When the time comes for printing your business material, you have a big decision to make: whether to print everything that identifies your brand digitally, or use the traditional offset system. There are a great many differences between the two processes that merit serious thought so, in today’s post, I’ve decided to highlight the main differences between the two types of printing and clarify the advantages and disadvantages of each one.


  • Less costly: digital printing is a process that prints directly onto the paper, costing roughly half as much as traditional printing.
  • Loss of colour precision: digital printing is a four-colour system and the four colours, cyan, magenta, yellow and black are printed as tiny dots that, when seen with the naked eye, appear mixed to create the various colours. This can produce a huge variation in colour results, exacerbated by the fact that the assorted settings and the differences between printers themselves mean the results will vary from printer to printer and from batch to batch. You can never be sure of the end result of the process.
  • Loss of colour range: four-colour printing has limitations in terms of brightness, saturation and the range of colours available when the colours are mixed in this way. For example, offset is by far the best choice when brilliant red, orange, blue and purple are required.
  • Proofing cost: proofing is used when very precise colours are needed. It can be costly, particularly when compared to the total cost of the job. However, it is often worth the expense because you end up with a much more finely tuned print.
  • It can be quicker: given that it is necessary to sort out the settings before the print run, doing this on a digital machine can be much quicker, depending on the volume of work the printer has to deal with and your job’s place in the queue. Some print shops are able to turn jobs around in just one day, but three days is the more usual timeframe for digital printing.

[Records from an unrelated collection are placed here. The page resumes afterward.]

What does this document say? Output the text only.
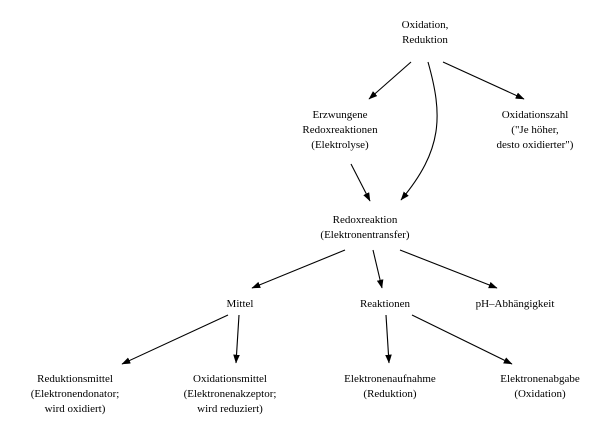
Oxidation,
Reduktion
Erzwungene
Redoxreaktionen
(Elektrolyse)
Oxidationszahl
("Je höher,
desto oxidierter")
Redoxreaktion
(Elektronentransfer)
Mittel	Reaktionen	pH–Abhängigkeit
Reduktionsmittel
(Elektronendonator;
wird oxidiert)
Oxidationsmittel
(Elektronenakzeptor;
wird reduziert)
Elektronenaufnahme
(Reduktion)
Elektronenabgabe
(Oxidation)
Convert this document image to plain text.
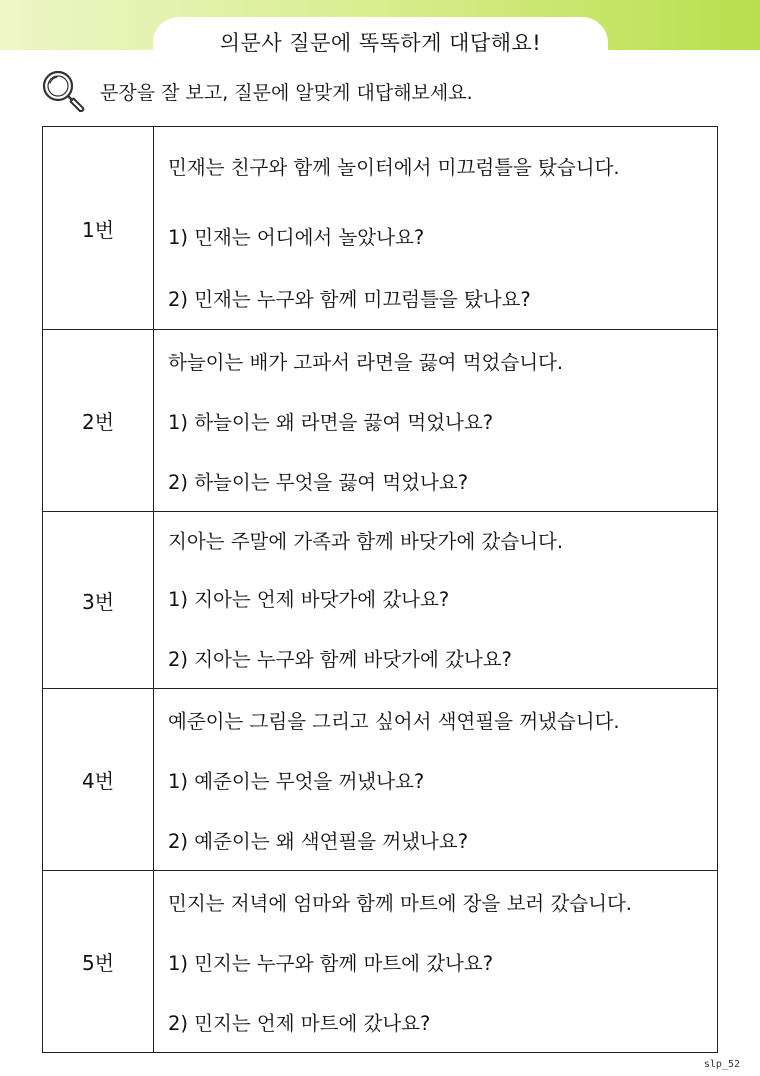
의문사 질문에 똑똑하게 대답해요!
문장을 잘 보고, 질문에 알맞게 대답해보세요.
1번	민재는 친구와 함께 놀이터에서 미끄럼틀을 탔습니다.
1) 민재는 어디에서 놀았나요?
2) 민재는 누구와 함께 미끄럼틀을 탔나요?

2번	하늘이는 배가 고파서 라면을 끓여 먹었습니다.
1) 하늘이는 왜 라면을 끓여 먹었나요?
2) 하늘이는 무엇을 끓여 먹었나요?

3번	지아는 주말에 가족과 함께 바닷가에 갔습니다.
1) 지아는 언제 바닷가에 갔나요?
2) 지아는 누구와 함께 바닷가에 갔나요?

4번	예준이는 그림을 그리고 싶어서 색연필을 꺼냈습니다.
1) 예준이는 무엇을 꺼냈나요?
2) 예준이는 왜 색연필을 꺼냈나요?

5번	민지는 저녁에 엄마와 함께 마트에 장을 보러 갔습니다.
1) 민지는 누구와 함께 마트에 갔나요?
2) 민지는 언제 마트에 갔나요?
slp_52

  • Limited choice of paper: digital printers are only able to handle a limited paper thickness and many digital print shops offer only smooth white paper. If however, you really want something thicker for, say, a business card, digital printing is not the right choice for you.
  • Limited finishes: hot printing, metallic inks and embossing are services rarely offered by companies that specialise in digital printing. Some digital printers are not able to handle folding, punching or other special requirements.

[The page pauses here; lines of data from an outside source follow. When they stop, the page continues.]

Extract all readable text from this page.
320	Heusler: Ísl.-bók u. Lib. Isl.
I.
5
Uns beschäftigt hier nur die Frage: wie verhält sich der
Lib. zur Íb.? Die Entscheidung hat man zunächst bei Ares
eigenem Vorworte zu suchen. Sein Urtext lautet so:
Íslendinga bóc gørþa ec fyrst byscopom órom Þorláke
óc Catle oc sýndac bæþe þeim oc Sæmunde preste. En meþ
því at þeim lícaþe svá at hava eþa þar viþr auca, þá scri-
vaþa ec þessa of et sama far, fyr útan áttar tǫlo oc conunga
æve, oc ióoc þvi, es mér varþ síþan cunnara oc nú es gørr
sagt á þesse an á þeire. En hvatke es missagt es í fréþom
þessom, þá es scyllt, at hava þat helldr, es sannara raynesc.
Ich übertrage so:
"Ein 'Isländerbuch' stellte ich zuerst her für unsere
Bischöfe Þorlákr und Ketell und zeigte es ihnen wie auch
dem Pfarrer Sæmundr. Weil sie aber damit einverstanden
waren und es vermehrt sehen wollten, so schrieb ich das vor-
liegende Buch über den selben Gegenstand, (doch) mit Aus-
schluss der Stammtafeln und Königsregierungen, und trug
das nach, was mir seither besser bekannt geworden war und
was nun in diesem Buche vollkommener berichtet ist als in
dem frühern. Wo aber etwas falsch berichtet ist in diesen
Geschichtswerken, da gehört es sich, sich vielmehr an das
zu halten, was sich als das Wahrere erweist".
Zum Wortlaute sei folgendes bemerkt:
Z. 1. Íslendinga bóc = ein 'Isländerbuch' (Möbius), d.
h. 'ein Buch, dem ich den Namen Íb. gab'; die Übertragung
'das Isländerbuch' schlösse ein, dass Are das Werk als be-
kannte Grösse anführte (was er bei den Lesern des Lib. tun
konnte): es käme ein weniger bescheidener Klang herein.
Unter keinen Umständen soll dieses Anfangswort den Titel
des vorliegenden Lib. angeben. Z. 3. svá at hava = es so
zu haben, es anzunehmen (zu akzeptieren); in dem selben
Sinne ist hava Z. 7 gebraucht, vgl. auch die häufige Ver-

  • Limited choice of sheet sizes, styles, materials and formats: digital printers have a set menu of printing options. If you want to create innovative marketing solutions for brochures and striking business cards, digital printing may not be the best choice for your project. Large formats are not an option.


  • More expensive: the price difference is mainly due to set-up costs. Film and plates have to be produced for offset printing and these additional elements obviously push up the total cost of the job. More time has to be spent on creating the plates and aligning the press, which also has to be cleaned after each run. Some jobs can cost about double the cost of digital printing.

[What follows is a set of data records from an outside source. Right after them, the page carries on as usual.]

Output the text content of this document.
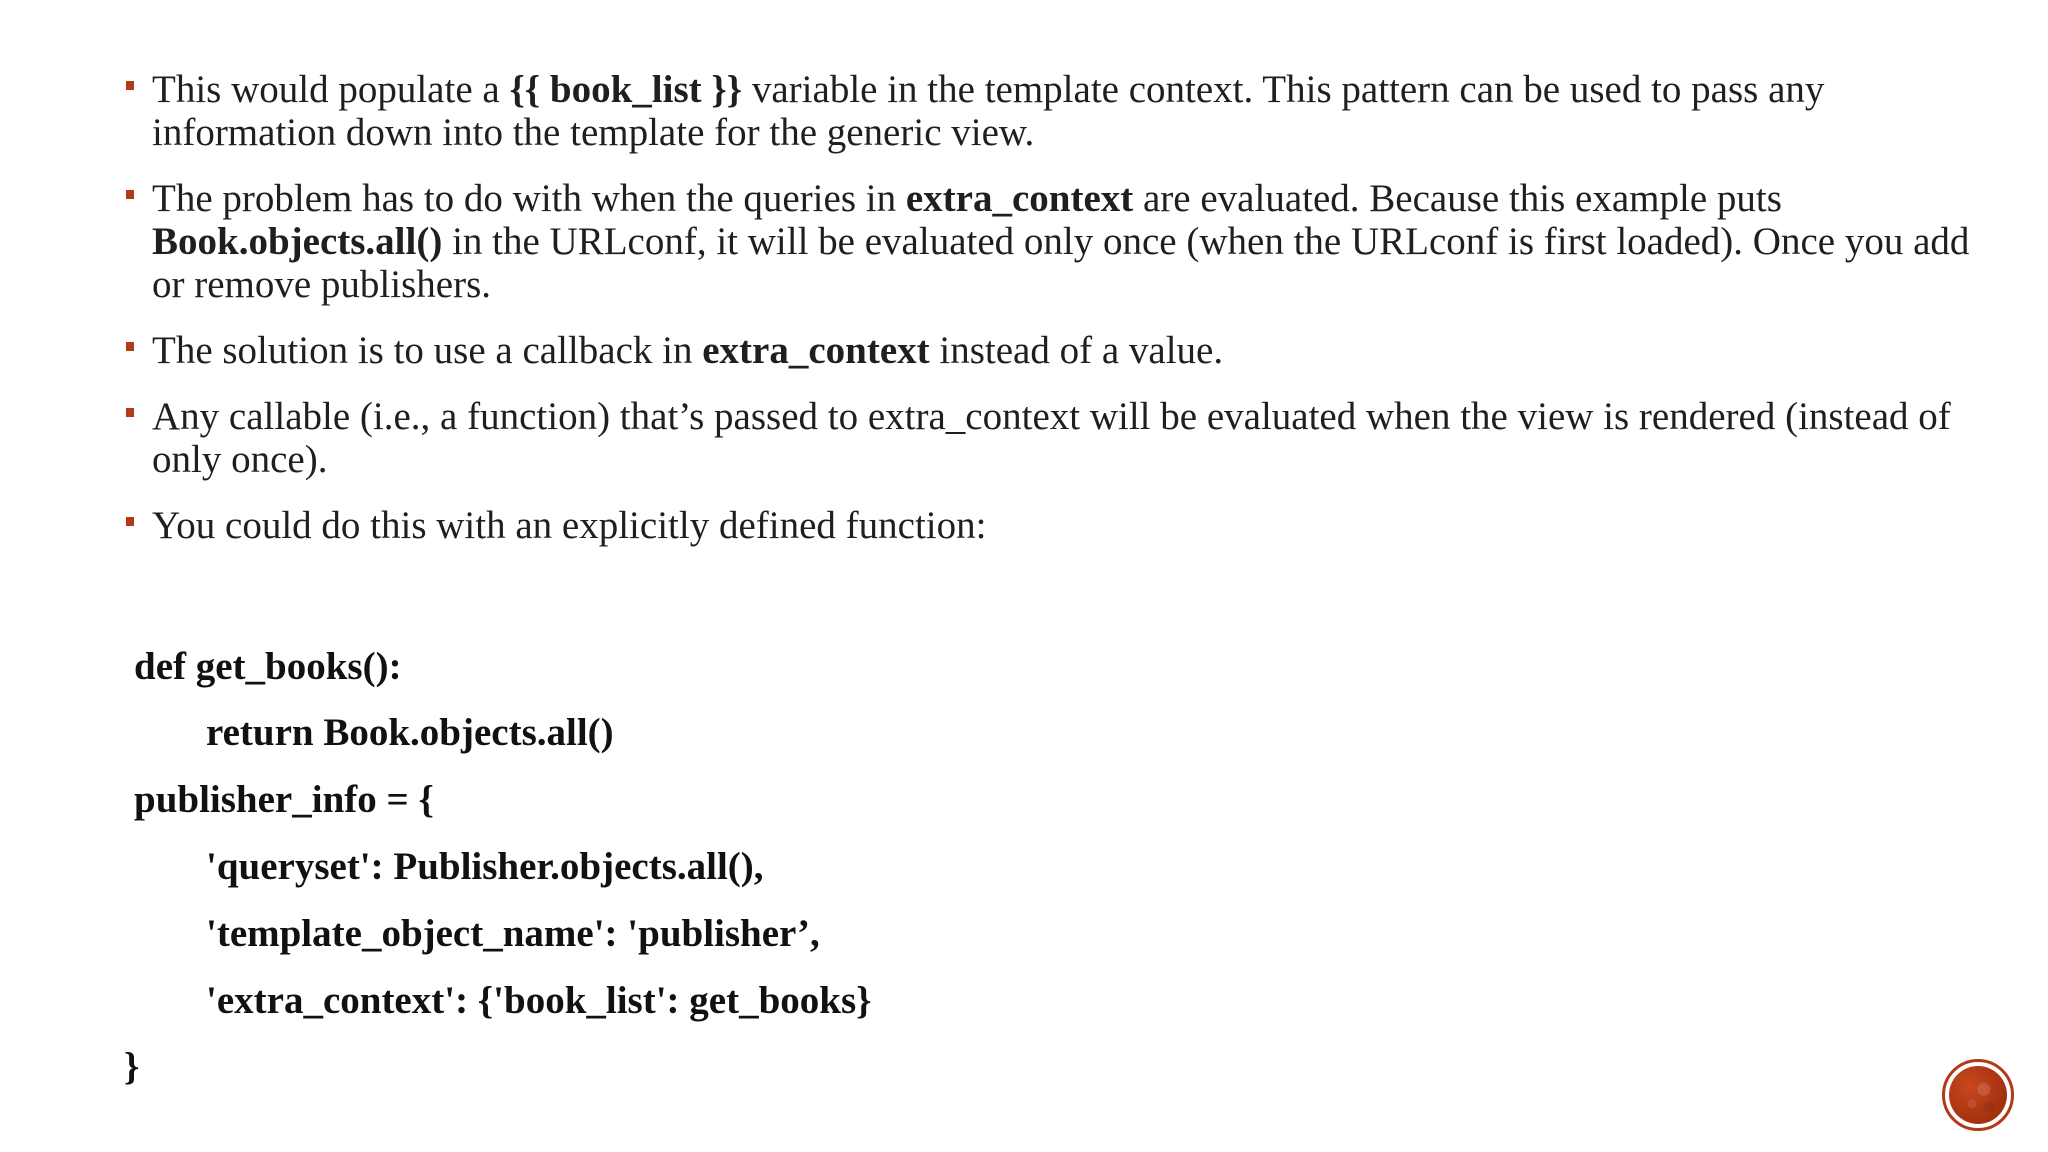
This would populate a {{ book_list }} variable in the template context. This pattern can be used to pass any information down into the template for the generic view.
The problem has to do with when the queries in extra_context are evaluated. Because this example puts Book.objects.all() in the URLconf, it will be evaluated only once (when the URLconf is first loaded). Once you add or remove publishers.
The solution is to use a callback in extra_context instead of a value.
Any callable (i.e., a function) that’s passed to extra_context will be evaluated when the view is rendered (instead of only once).
You could do this with an explicitly defined function:
def get_books():
return Book.objects.all()
publisher_info = {
'queryset': Publisher.objects.all(),
'template_object_name': 'publisher’,
'extra_context': {'book_list': get_books}
}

  • Excellent colour precision: the Pantone Matching System (PMS) offers extremely precise colour control. Pantone colours are pre-set and mixed very carefully. You can also consult colour charts to check, well in advance, the exact shade of the final colour. It is rather like going to a DIY shop and choosing the paint colours you need for decorating your house, you know exactly what the end result will look like. Therefore, if colour precision is important for you, traditional offset printing may well be the best solution.
  • Brighter colours: because Pantone colours are created by mixing inks, they can be made much brighter and more intense. This means that if lively colours are a must for your brand image, offset printing is the choice for you.
  • Proofing cost: proofing costs for four-colour printing are not usually a very high percentage of the overall cost of the job. However, the proofs may lack precision, depending on the type of printer used for the final print run, although colour samples are available on the Pantone colour charts. Low-cost laser or ink jet proofs can be printed to check the page layout and, with a little imagination, you will be able to visualise the end result.
  • It may take longer: offset printing involves a number of extra steps. The film and the plates have to be created for each job, the press has to be set up, then, after the printing has been done, there is the drying time, followed by cutting, folding, etc.
  • Types of paper: you can choose from a veritable rainbow of colours! From fiery red to the deepest blue, from sunflower yellow to pitch black. You also have a vast range of materials and thicknesses to choose from, including such specials as parchment and metallic paper. If you are thinking of using an unusual paper or other medium, offset printing is the best choice for you.
  • Extra fine lines: this option provides really tight control, for even colours with no loss of continuity, making them look even brighter and more intense.
  • Wide range of finishing techniques: offset printing offers a wide range of options for finishes. The metallic inks can be used for printing just as easily as non-metallic inks. Traditional print shops can provide embossing, punching and laminating services, making it possible to create truly unique materials that really stand out from the crowd.
  • Innovative formats and different shapes and sizes all possible: traditional printing presses are capable of handling a vast range of paper formats so designers can give full rein to their creativity. There is an almost endless list of possibilities for personalisation, allowing you to choose special sizes and finishes for your job.